I've been remotely following this entire thread, and its pretty
interesting how this thread has turned into a discussion on why not to
just have a spare partition for windows for updates, service engineers
etc... to do things that linux cant do simply because
manufacturers/isps/companies do not provide linux alternatives.

and people are all debating about the merits of both having linux only,
windows only and having both. and deciding with your wallet on who to
support for hardware that supports linux and writing your own solutions
to the problem etc...

so the question remains, how many linux users here who claim that
opensource is great and strongly disagree with using windows because its a
tax that manufacturers impose on users also use things like binary blobs
(un)knownlingly in their kernels to get hardware that the linux user has
bought. a good example of this is nvidia or ati cards does the average
linux user really care that they dont know how secure the binary blob is
for video card as much as the next macosx or windows user? probably not.

face it, most linux "zealots" and users who claim linux is better than
windows, and i'd agree with that, are probably right if they are clever
enough to use it with enough manpage reading etc...

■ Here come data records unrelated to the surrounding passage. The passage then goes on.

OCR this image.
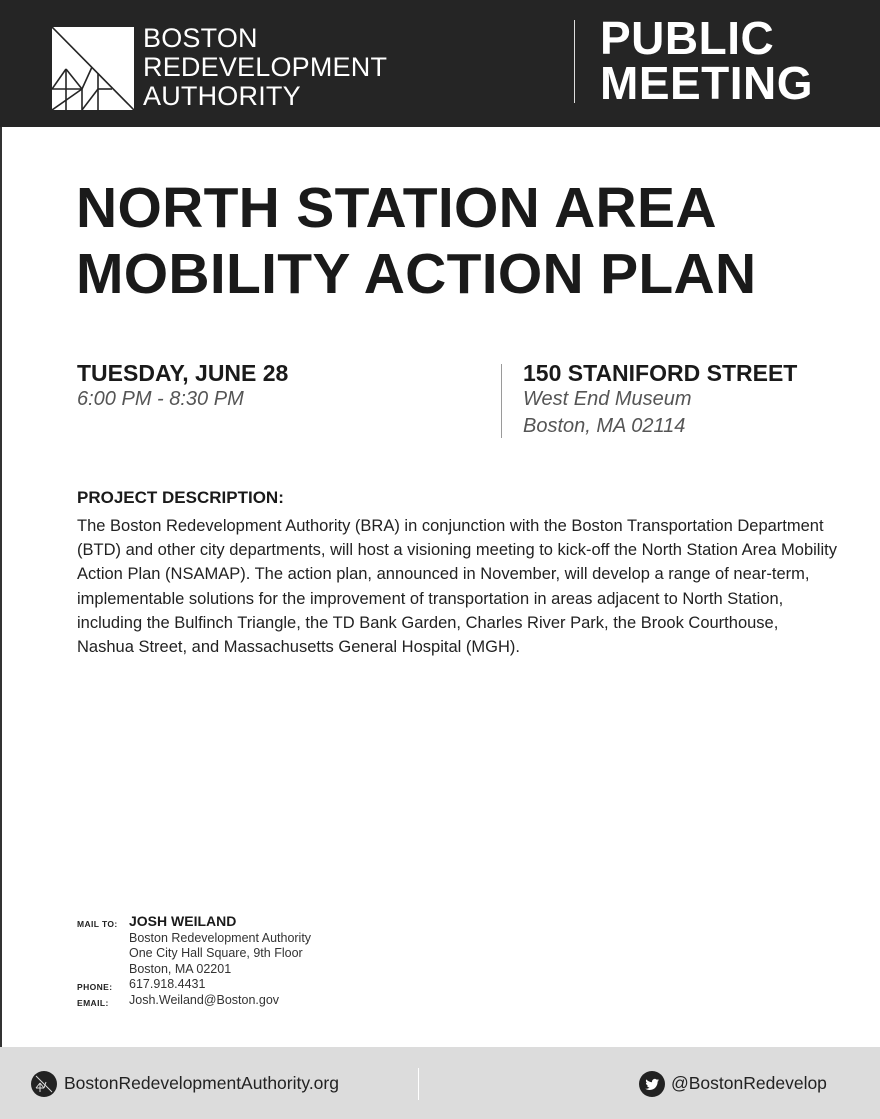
BOSTON
REDEVELOPMENT
AUTHORITY
PUBLIC
MEETING
NORTH STATION AREA
MOBILITY ACTION PLAN
TUESDAY, JUNE 28
6:00 PM - 8:30 PM
150 STANIFORD STREET
West End Museum
Boston, MA 02114
PROJECT DESCRIPTION:
The Boston Redevelopment Authority (BRA) in conjunction with the Boston Transportation Department (BTD) and other city departments, will host a visioning meeting to kick-off the North Station Area Mobility Action Plan (NSAMAP). The action plan, announced in November, will develop a range of near-term, implementable solutions for the improvement of transportation in areas adjacent to North Station, including the Bulfinch Triangle, the TD Bank Garden, Charles River Park, the Brook Courthouse, Nashua Street, and Massachusetts General Hospital (MGH).
MAIL TO: JOSH WEILAND
Boston Redevelopment Authority
One City Hall Square, 9th Floor
Boston, MA 02201
PHONE: 617.918.4431
EMAIL: Josh.Weiland@Boston.gov
BostonRedevelopmentAuthority.org	@BostonRedevelop
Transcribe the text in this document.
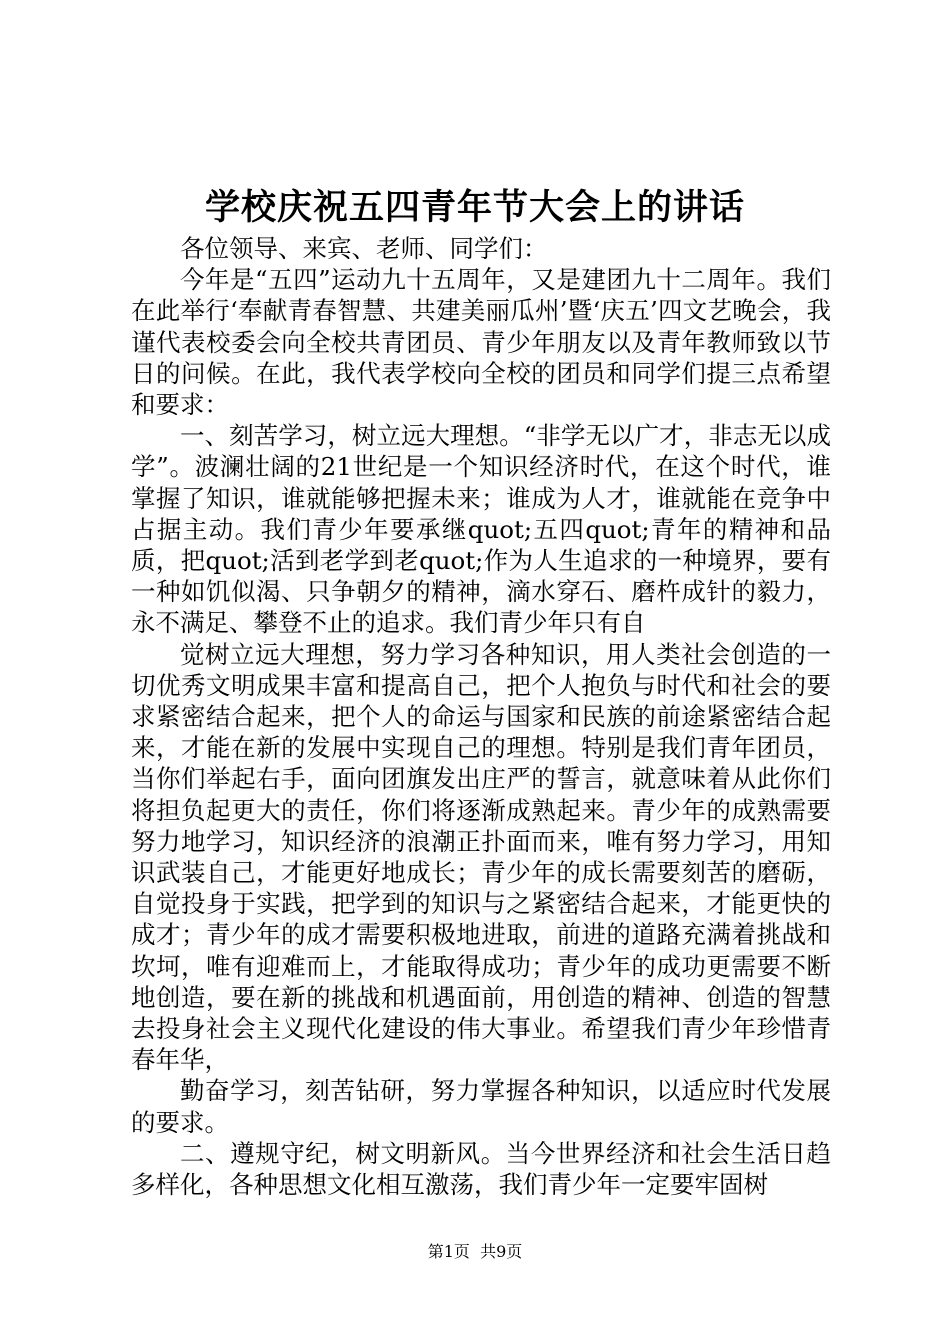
学校庆祝五四青年节大会上的讲话

各位领导、来宾、老师、同学们：

今年是“五四”运动九十五周年，又是建团九十二周年。我们在此举行‘奉献青春智慧、共建美丽瓜州’暨‘庆五’四文艺晚会，我谨代表校委会向全校共青团员、青少年朋友以及青年教师致以节日的问候。在此，我代表学校向全校的团员和同学们提三点希望和要求：

一、刻苦学习，树立远大理想。“非学无以广才，非志无以成学”。波澜壮阔的21世纪是一个知识经济时代，在这个时代，谁掌握了知识，谁就能够把握未来；谁成为人才，谁就能在竞争中占据主动。我们青少年要承继quot;五四quot;青年的精神和品质，把quot;活到老学到老quot;作为人生追求的一种境界，要有一种如饥似渴、只争朝夕的精神，滴水穿石、磨杵成针的毅力，永不满足、攀登不止的追求。我们青少年只有自

觉树立远大理想，努力学习各种知识，用人类社会创造的一切优秀文明成果丰富和提高自己，把个人抱负与时代和社会的要求紧密结合起来，把个人的命运与国家和民族的前途紧密结合起来，才能在新的发展中实现自己的理想。特别是我们青年团员，当你们举起右手，面向团旗发出庄严的誓言，就意味着从此你们将担负起更大的责任，你们将逐渐成熟起来。青少年的成熟需要努力地学习，知识经济的浪潮正扑面而来，唯有努力学习，用知识武装自己，才能更好地成长；青少年的成长需要刻苦的磨砺，自觉投身于实践，把学到的知识与之紧密结合起来，才能更快的成才；青少年的成才需要积极地进取，前进的道路充满着挑战和坎坷，唯有迎难而上，才能取得成功；青少年的成功更需要不断地创造，要在新的挑战和机遇面前，用创造的精神、创造的智慧去投身社会主义现代化建设的伟大事业。希望我们青少年珍惜青春年华，

勤奋学习，刻苦钻研，努力掌握各种知识，以适应时代发展的要求。

二、遵规守纪，树文明新风。当今世界经济和社会生活日趋多样化，各种思想文化相互激荡，我们青少年一定要牢固树

第1页  共9页
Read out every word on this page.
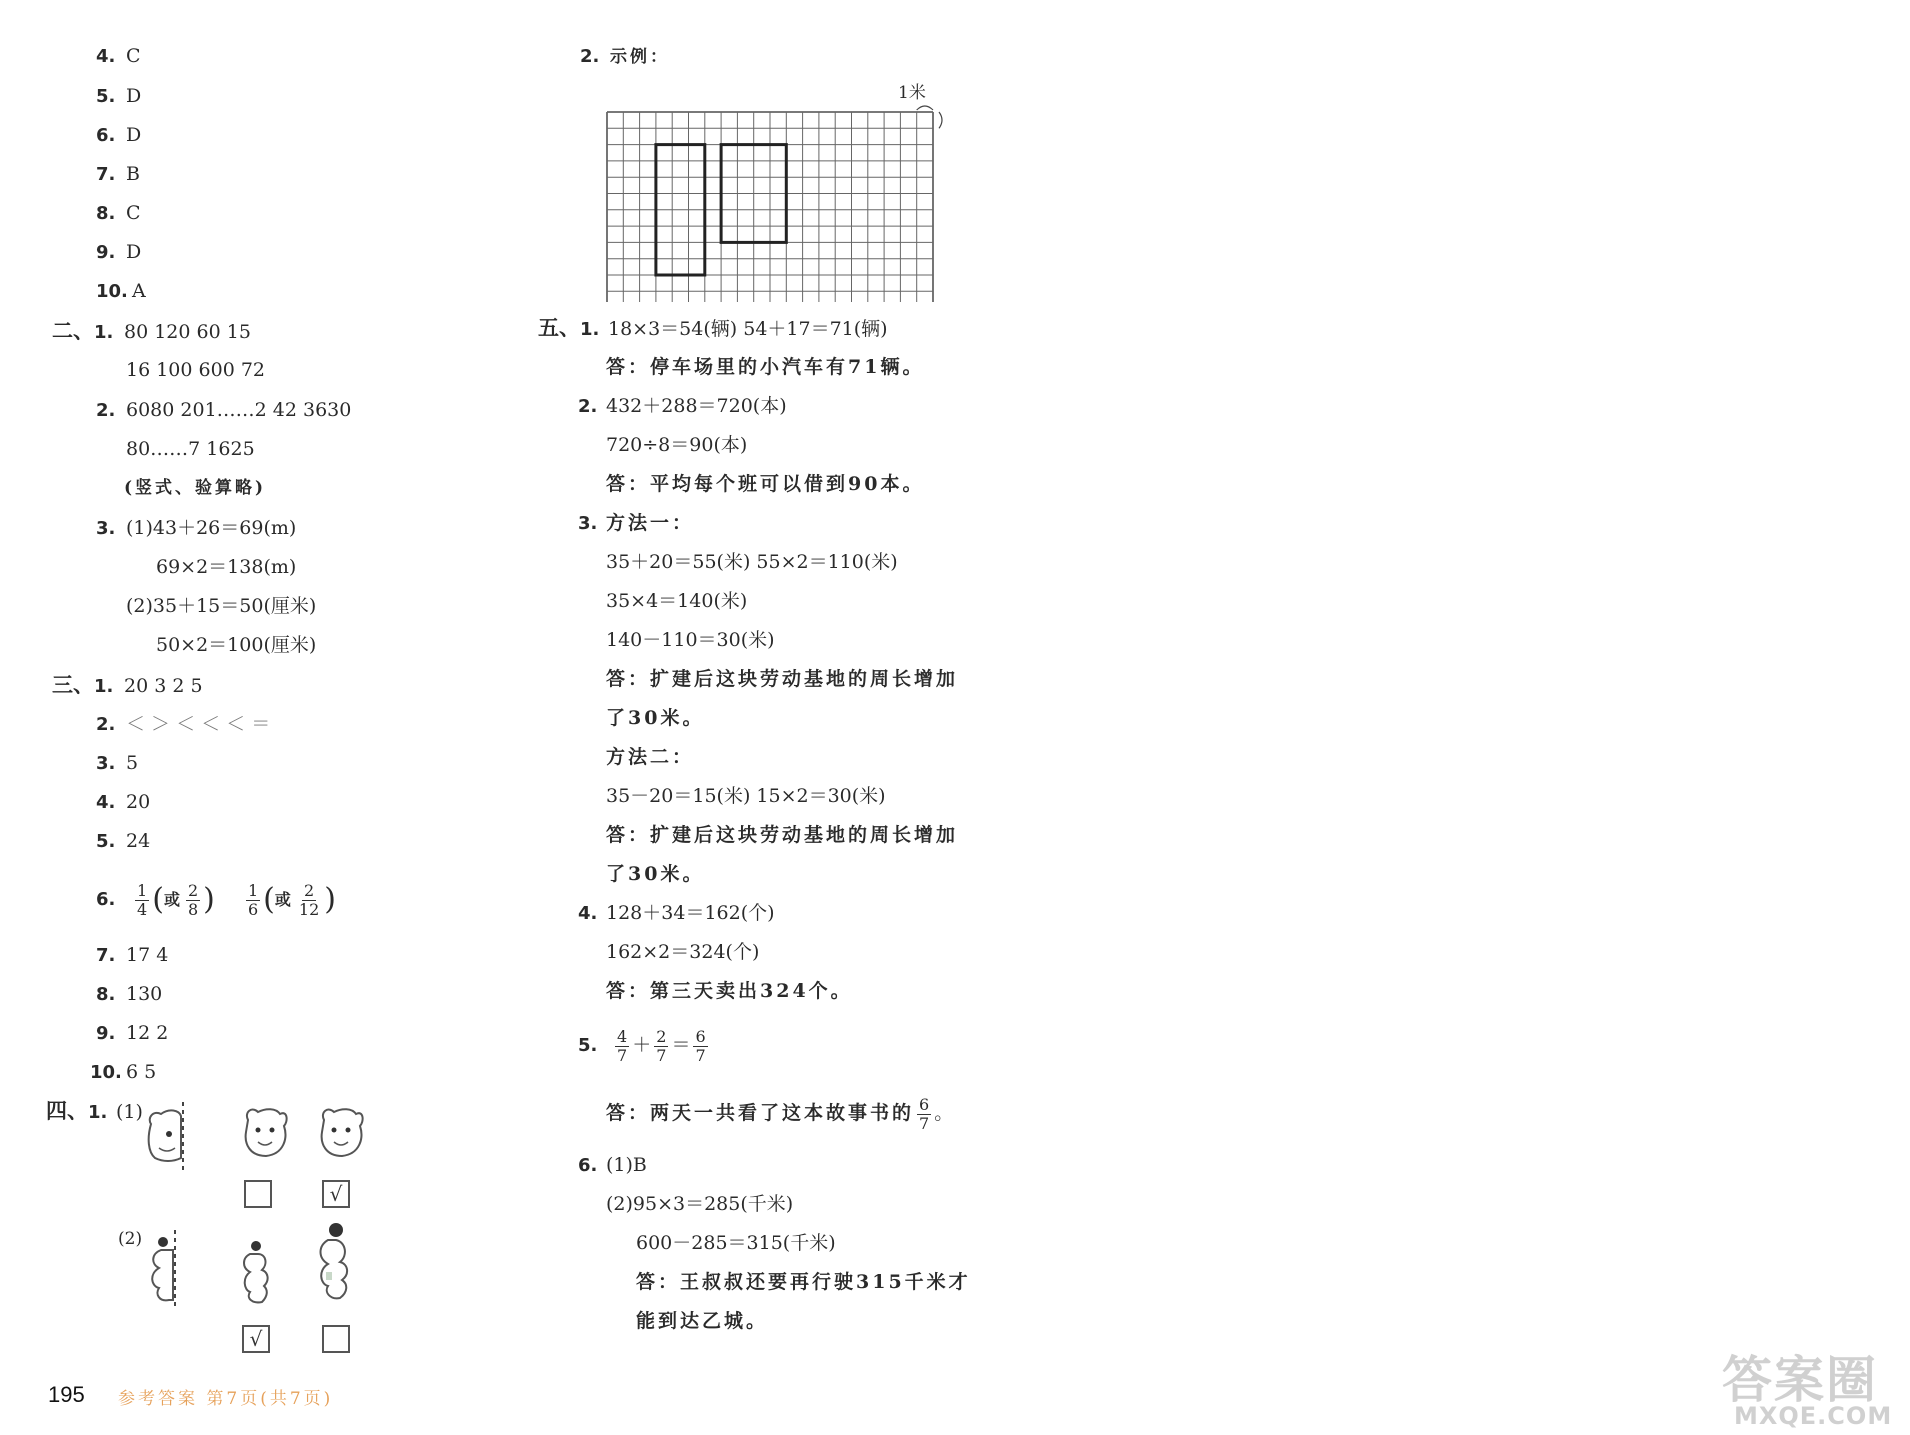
4. C
5. D
6. D
7. B
8. C
9. D
10. A
二、1. 80 120 60 15
16 100 600 72
2. 6080 201……2 42 3630
80……7 1625
(竖式、验算略)
3. (1)43＋26＝69(m)
69×2＝138(m)
(2)35＋15＝50(厘米)
50×2＝100(厘米)
三、1. 20 3 2 5
2. ＜ ＞ ＜ ＜ ＜ ＝
3. 5
4. 20
5. 24
6. $\frac{1}{4}$ (或 $\frac{2}{8}$ ) $\frac{1}{6}$ (或 $\frac{2}{12}$ )
7. 17 4
8. 130
9. 12 2
10. 6 5
四、1. (1)
(2)
√
√
2. 示例：
1米
五、1. 18×3＝54(辆) 54＋17＝71(辆)
答：停车场里的小汽车有71辆。
2. 432＋288＝720(本)
720÷8＝90(本)
答：平均每个班可以借到90本。
3. 方法一：
35＋20＝55(米) 55×2＝110(米)
35×4＝140(米)
140－110＝30(米)
答：扩建后这块劳动基地的周长增加
了30米。
方法二：
35－20＝15(米) 15×2＝30(米)
答：扩建后这块劳动基地的周长增加
了30米。
4. 128＋34＝162(个)
162×2＝324(个)
答：第三天卖出324个。
5. $\frac{4}{7} + \frac{2}{7} = \frac{6}{7}$
答：两天一共看了这本故事书的 $\frac{6}{7}$ 。
6. (1)B
(2)95×3＝285(千米)
600－285＝315(千米)
答：王叔叔还要再行驶315千米才
能到达乙城。
195 参考答案 第7页(共7页)	答案圈
MXQE.COM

but when you start throwing crappology in about "the manufacturer/company
doesnt support linux" just because their user base is stupid and use
windows. i think the linux user is just broken, because more than likely this
linux user will be using some binary blob on their system, contradicting
their beliefs of opensource and how software should work (and all that
stuff with gpl, open standards, interoperability and any other buzz word
that opensource advocates use).

note, some if not most people will see what i have bothered to type in
the above to be a flame/troll or whatever. but the fact of the matter is, i
myself like opensource, and im quite happy to use opensource
(gpl/bsd/mit or whatever license) and if it doesnt work, i'm probably
gonna try getting binary blobs to work which kinda goes back on my idea
on liking and supporting opensource. but hey, i want the graphics card that
i paid 350euro for to work with full acceleration so i can play quake3
arena and any other games that publishers have bothered to publish for
linux. if it doesnt work, i'll boot into windows. and i'm probably not
clever enough to write a driver to fix the problem even if i did have
the specs, are you? mind you there are people out there with time and
are clever enough to do so, so a pat on the back to them, and i'll buy
them a beer if i ever meet these people.



Jimmy.

-- 
Jimmy Tang
Trinity Centre for High Performance Computing,
Lloyd Building, Trinity College Dublin, Dublin 2, Ireland.